New data released by government-backed mortgage firm Freddie Mac has revealed that interest rates for 30-year mortgages in the United States have risen to the highest level in ten years. The average rate for low risk, fixed-rate mortgages hit 5% last week, hitting home-owners in the pocket at a time when inflation is also high.
A statement from Freddie Mac read: “As Americans contend with historically high inflation, the combination of rising mortgage rates, elevated home prices, and tight inventory are making the pursuit of homeownership the most expensive in a generation.”
This will see tens of millions of Americans face higher monthly mortgage repayments than they may have expected, but the actual size of mortgage payments varies a lot across the country.

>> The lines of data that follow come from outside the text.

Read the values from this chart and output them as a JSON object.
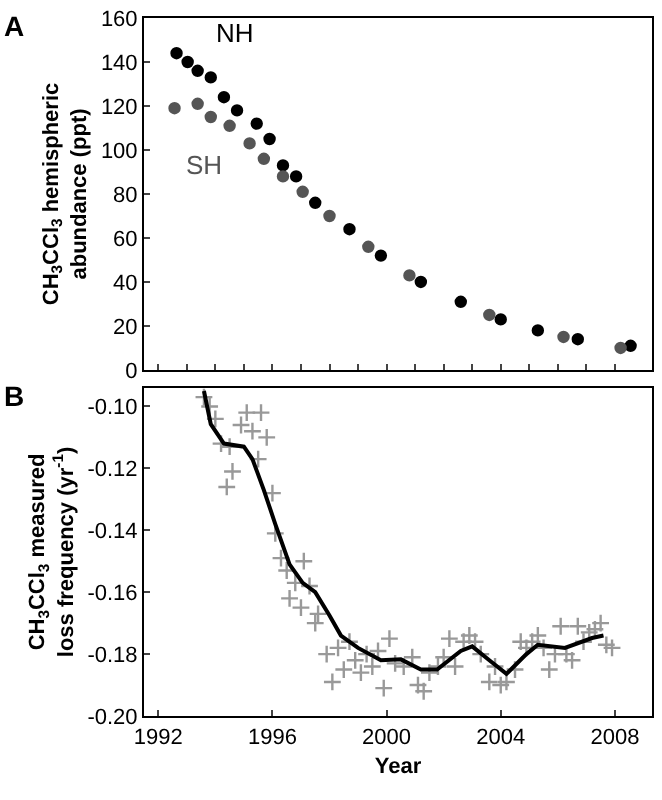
{
  "chart_data": [
    {
      "type": "scatter",
      "annotations": [
        "A"
      ],
      "ylabel": "CH$_{3}$CCl$_{3}$ hemispheric\nabundance (ppt)",
      "xlim": [
        1991.5,
        2009.3
      ],
      "xticks": [
        {
          "value": 1992,
          "label": null
        },
        {
          "value": 1993,
          "label": null
        },
        {
          "value": 1994,
          "label": null
        },
        {
          "value": 1995,
          "label": null
        },
        {
          "value": 1996,
          "label": null
        },
        {
          "value": 1997,
          "label": null
        },
        {
          "value": 1998,
          "label": null
        },
        {
          "value": 1999,
          "label": null
        },
        {
          "value": 2000,
          "label": null
        },
        {
          "value": 2001,
          "label": null
        },
        {
          "value": 2002,
          "label": null
        },
        {
          "value": 2003,
          "label": null
        },
        {
          "value": 2004,
          "label": null
        },
        {
          "value": 2005,
          "label": null
        },
        {
          "value": 2006,
          "label": null
        },
        {
          "value": 2007,
          "label": null
        },
        {
          "value": 2008,
          "label": null
        }
      ],
      "ylim": [
        0,
        160
      ],
      "yticks": [
        0,
        20,
        40,
        60,
        80,
        100,
        120,
        140,
        160
      ],
      "tick_labels": "y",
      "marker": "circle",
      "legend": false,
      "series": [
        {
          "name": "NH",
          "color": "#000000",
          "x": [
            1992.64,
            1993.03,
            1993.38,
            1993.84,
            1994.3,
            1994.76,
            1995.45,
            1995.9,
            1996.37,
            1996.83,
            1997.5,
            1998.7,
            1999.8,
            2001.2,
            2002.6,
            2004.0,
            2005.3,
            2006.7,
            2008.55
          ],
          "values": [
            144,
            140,
            136,
            133,
            124,
            118,
            112,
            105,
            93,
            88,
            76,
            64,
            52,
            40,
            31,
            23,
            18,
            14,
            11
          ]
        },
        {
          "name": "SH",
          "color": "#555555",
          "x": [
            1992.57,
            1993.38,
            1993.84,
            1994.5,
            1995.2,
            1995.7,
            1996.37,
            1997.06,
            1998.0,
            1999.36,
            2000.8,
            2003.6,
            2006.2,
            2008.2
          ],
          "values": [
            119,
            121,
            115,
            111,
            103,
            96,
            88,
            81,
            70,
            56,
            43,
            25,
            15,
            10
          ]
        }
      ]
    },
    {
      "type": "scatter",
      "annotations": [
        "B"
      ],
      "xlabel": "Year",
      "ylabel": "CH$_{3}$CCl$_{3}$ measured\nloss frequency (yr$^{-1}$)",
      "xlim": [
        1991.5,
        2009.3
      ],
      "xticks": [
        1992,
        1996,
        2000,
        2004,
        2008
      ],
      "ylim": [
        -0.2,
        -0.094
      ],
      "yticks": [
        {
          "value": -0.2,
          "label": "-0.20"
        },
        -0.18,
        -0.16,
        -0.14,
        -0.12,
        {
          "value": -0.1,
          "label": "-0.10"
        }
      ],
      "legend": false,
      "series": [
        {
          "color": "#999999",
          "marker": "cross",
          "x": [
            1993.6,
            1993.8,
            1994.0,
            1994.2,
            1994.4,
            1994.5,
            1994.6,
            1994.9,
            1995.1,
            1995.3,
            1995.5,
            1995.6,
            1995.8,
            1996.0,
            1996.1,
            1996.3,
            1996.5,
            1996.6,
            1996.8,
            1997.0,
            1997.1,
            1997.3,
            1997.5,
            1997.6,
            1997.9,
            1998.1,
            1998.3,
            1998.5,
            1998.7,
            1998.9,
            1999.1,
            1999.3,
            1999.5,
            1999.7,
            1999.9,
            2000.1,
            2000.3,
            2000.6,
            2000.9,
            2001.1,
            2001.3,
            2001.5,
            2001.8,
            2002.0,
            2002.2,
            2002.4,
            2002.7,
            2002.9,
            2003.1,
            2003.3,
            2003.6,
            2003.8,
            2004.0,
            2004.2,
            2004.5,
            2004.7,
            2004.9,
            2005.1,
            2005.3,
            2005.5,
            2005.7,
            2005.9,
            2006.1,
            2006.3,
            2006.5,
            2006.7,
            2006.9,
            2007.1,
            2007.3,
            2007.5,
            2007.7,
            2007.9
          ],
          "values": [
            -0.097,
            -0.1,
            -0.104,
            -0.112,
            -0.126,
            -0.113,
            -0.121,
            -0.106,
            -0.102,
            -0.108,
            -0.117,
            -0.102,
            -0.11,
            -0.128,
            -0.141,
            -0.149,
            -0.153,
            -0.162,
            -0.157,
            -0.165,
            -0.15,
            -0.158,
            -0.17,
            -0.167,
            -0.18,
            -0.189,
            -0.178,
            -0.185,
            -0.176,
            -0.182,
            -0.186,
            -0.18,
            -0.184,
            -0.179,
            -0.191,
            -0.175,
            -0.183,
            -0.184,
            -0.181,
            -0.19,
            -0.192,
            -0.186,
            -0.184,
            -0.181,
            -0.175,
            -0.184,
            -0.176,
            -0.174,
            -0.176,
            -0.18,
            -0.189,
            -0.184,
            -0.19,
            -0.189,
            -0.185,
            -0.176,
            -0.178,
            -0.176,
            -0.174,
            -0.178,
            -0.185,
            -0.18,
            -0.171,
            -0.18,
            -0.182,
            -0.171,
            -0.176,
            -0.173,
            -0.172,
            -0.17,
            -0.177,
            -0.178
          ]
        },
        {
          "type": "line",
          "color": "#000000",
          "marker": "none",
          "line_style": "solid",
          "x": [
            1993.6,
            1993.84,
            1994.3,
            1995.0,
            1995.3,
            1995.7,
            1996.1,
            1996.6,
            1997.06,
            1997.5,
            1998.0,
            1998.4,
            1999.0,
            1999.8,
            2000.5,
            2001.2,
            2001.77,
            2002.6,
            2003.0,
            2003.6,
            2004.2,
            2004.9,
            2005.3,
            2006.25,
            2007.2,
            2007.6
          ],
          "values": [
            -0.095,
            -0.1057,
            -0.112,
            -0.113,
            -0.117,
            -0.127,
            -0.138,
            -0.151,
            -0.157,
            -0.16,
            -0.1675,
            -0.174,
            -0.178,
            -0.182,
            -0.1817,
            -0.185,
            -0.185,
            -0.179,
            -0.1775,
            -0.182,
            -0.1864,
            -0.18,
            -0.177,
            -0.178,
            -0.1748,
            -0.174
          ]
        }
      ]
    }
  ]
}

Which states have the most expensive mortgage payments?
Business Insider has collated data from online real estate marketplace Zillow to investigate the average monthly cost of a mortgage in the US
On a national scale, they have found that the average monthly payment on 30-year fixed mortgage is $1,159, while payments on a 15-year fixed mortgage are typically around $1,747.
However the average figure is not entirely representative because a small number of extremely valuable properties can have an outsized impact on the figure. For this reason, Business Insider have studied the median monthly cost of mortgage repayments, which is currently $1,609.
Properties in states like California, Hawaii, and New Jersey are more costly on average, and so they have some of the highest median monthly mortgage payments in the country:
1. District of Columbia - $2,684
2. Hawaii - $2472
3. California - $2,421
4. New Jersey - $2,413
5. Massachusetts - $2,276
The cheapest median monthly mortgage payments are found in West Virginia ($1,052) and Arkansas ($1,094).
Mortgage debt is on the rise across the US
As you would expect, with interest rates up and average mortgage repayments on the rise the amount of debt per home-owner is increasing rapidly. The average mortgage debt is now over $215,000 and it seems likely to continue rising.
In 2021 the total US mortgage debt reached $10.76 trillion.
States with the highest average mortgage debt were similar to those with the highest median monthly repayments. D.C. against placed top ($437,976), followed by California ($371,981) and Hawaii ($348,637).